Je réalise que malgré mes conditions matérielles incroyables par rapport au reste de la population, ma vie ne m’appartient pas vraiment. Je ne suis qu’un chiffre.

C’est ainsi que je me brouille avec le régime et le service d’espionnage. Je décide donc de faire mon coming out officiel en décembre 1997. Un nouveau scandale éclate !

"Je révèle mon identité au grand jour en entamant une procédure inédite"

Mon passé me pèse de plus en plus. Pour me libérer de mon ancienne appartenance aux services d’espionnage et me débarrasser de mon lourd secret d’ancien espion du KGB, j’initie devant les autorités du SVR une procédure inédite : je leur réclame une remise en mains propres de mon diplôme de l’École supérieure Andropov du KGB, chose qu’il refuse.

Mon identité est donc révélée au grand jour. Le dossier prend de l’ampleur et ma sécurité n’est plus optimale. Les procédures pénales et civiles s’enchainent.  Avec l’arrivée de Poutine en 2000, les choses s'empirent et je suis obligé de fuir la Russie. Je m’installe alors en France en 2001 et en 2002 je demande le statut de réfugié politique. Après presque 3 années de riposte de la part des Français et une bataille administrative, je l’obtiens en 2004.

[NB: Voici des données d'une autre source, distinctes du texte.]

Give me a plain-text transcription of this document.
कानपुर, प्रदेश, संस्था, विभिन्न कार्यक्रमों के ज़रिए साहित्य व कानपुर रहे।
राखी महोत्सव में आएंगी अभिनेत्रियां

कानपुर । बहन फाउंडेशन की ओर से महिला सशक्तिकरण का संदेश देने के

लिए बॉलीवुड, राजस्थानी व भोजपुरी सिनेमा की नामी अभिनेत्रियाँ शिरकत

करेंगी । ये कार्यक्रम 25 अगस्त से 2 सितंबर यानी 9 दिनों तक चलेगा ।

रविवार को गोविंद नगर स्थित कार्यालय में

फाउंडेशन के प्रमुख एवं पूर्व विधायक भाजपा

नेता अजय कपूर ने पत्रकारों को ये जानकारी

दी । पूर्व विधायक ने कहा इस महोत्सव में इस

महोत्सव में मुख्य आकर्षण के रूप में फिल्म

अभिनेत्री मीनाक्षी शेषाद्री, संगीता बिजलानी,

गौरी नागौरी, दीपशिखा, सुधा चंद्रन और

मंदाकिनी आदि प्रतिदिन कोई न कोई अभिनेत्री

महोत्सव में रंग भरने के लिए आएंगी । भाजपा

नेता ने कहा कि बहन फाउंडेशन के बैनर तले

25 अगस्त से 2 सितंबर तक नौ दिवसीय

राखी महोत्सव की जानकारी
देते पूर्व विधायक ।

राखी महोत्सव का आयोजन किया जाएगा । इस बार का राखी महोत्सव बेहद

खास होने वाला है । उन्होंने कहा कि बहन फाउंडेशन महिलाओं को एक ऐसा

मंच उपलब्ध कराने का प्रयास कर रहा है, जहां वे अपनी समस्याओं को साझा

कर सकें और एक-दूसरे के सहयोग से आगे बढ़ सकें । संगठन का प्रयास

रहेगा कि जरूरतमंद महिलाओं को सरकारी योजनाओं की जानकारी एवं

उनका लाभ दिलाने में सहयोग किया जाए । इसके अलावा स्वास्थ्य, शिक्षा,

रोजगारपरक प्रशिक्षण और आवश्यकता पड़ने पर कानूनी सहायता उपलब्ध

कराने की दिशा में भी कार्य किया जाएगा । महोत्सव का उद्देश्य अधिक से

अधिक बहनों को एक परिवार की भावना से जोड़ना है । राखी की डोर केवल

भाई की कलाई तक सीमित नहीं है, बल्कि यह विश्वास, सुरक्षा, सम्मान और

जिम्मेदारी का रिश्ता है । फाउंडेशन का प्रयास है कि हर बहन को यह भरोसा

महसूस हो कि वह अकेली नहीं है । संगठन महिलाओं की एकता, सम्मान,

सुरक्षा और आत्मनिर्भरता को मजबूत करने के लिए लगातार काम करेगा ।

Voici comment je suis devenu le seul espion russe officiellement reconnu en France. Je réside depuis dans les Alpes et vis du journalisme et du conseil. Mon parcours, à la fois trépidant et semé d’embûches, a ruiné toute une partie de ma vie. Je pense par ailleurs être sur écoute certainement pour le restant de mon existence.

"Mon statut d’espion m’a coûté ma vie personnelle"

Le quotidien d’agent secret n’est que mensonge. Nous n’avons pas le droit de révéler notre véritable profession et devons jongler entre nos différentes couvertures. Tout doit rester confidentiel, il nous est impossible de nous confier ou de demander conseil à notre entourage. Le faire reviendrait à les mettre en danger. Et ce, dès le premier contact. Le secret absolu doit être gardé.

Pendant les études, seules les familles peuvent être informées de notre appartenance au KGB, mais aucun détail n’est en revanche donné. Les restrictions familiales sont difficiles à supporter. Plus on avance dans la carrière plus cela devient compliqué pour les familles (femmes et enfants). Il ne faut pas dévoiler ce métier aux enfants car innocemment, les petits peuvent en parler à l’école et cela peut engendrer des difficultés. Si l’on décide de trahir le service, les familles sont détenues. La pression psychologique est lourde. Certains espions, envoyés 30 ou 40 ans à l’étranger sont coupés de toutes relations avec leurs femmes et leurs enfants, qui eux, restent en Russie. Dans mon service, des couples étaient toutefois formés. Contrairement à ce que l’on pense, il y a très peu de femmes espionnes. Elles sont généralement les épouses d’illégaux partant à l’étranger et sont considérées comme les auxiliaires de leurs maris. Mais tout n’est pas toujours aussi simple…

"On m’a forcé à rompre avec mon premier amour"

Par ailleurs, lorsqu’on entre en formation dans les renseignements secrets, chaque relation sérieuse doit être rapportée à l’institution. Le KGB devait en effet donner son aval avant que l’on puisse aller plus loin. C’est donc ce que j’ai fait, lorsque je suis tombé amoureux pour la première fois. J’ai dû remplir une fiche afin qu’une enquête soit menée sur ma bien-aimée et son entourage (condamnations, relations et ambitions politiques, métiers exercés...) Au bout de 2 semaines, on m’a précisé qu’elle ne convenait pas au KGB.

On m’a alors forcé à trouver une excuse bidon pour rompre. Ce que j’ai fait, à contre cœur… Je suis passé pour un véritable ingrat. J’ai su bien trop tard que ce n’était qu’une épreuve, pour tester ma fidélité à l’institution.

Mes relations suivantes n’ont jamais abouti, car je ne voulais pas faire subir mon statut à quelqu’un. L’espionnage est incompatible avec la vie de famille. Cela a détruit ma vie sentimentale. Je ne me suis donc jamais marié.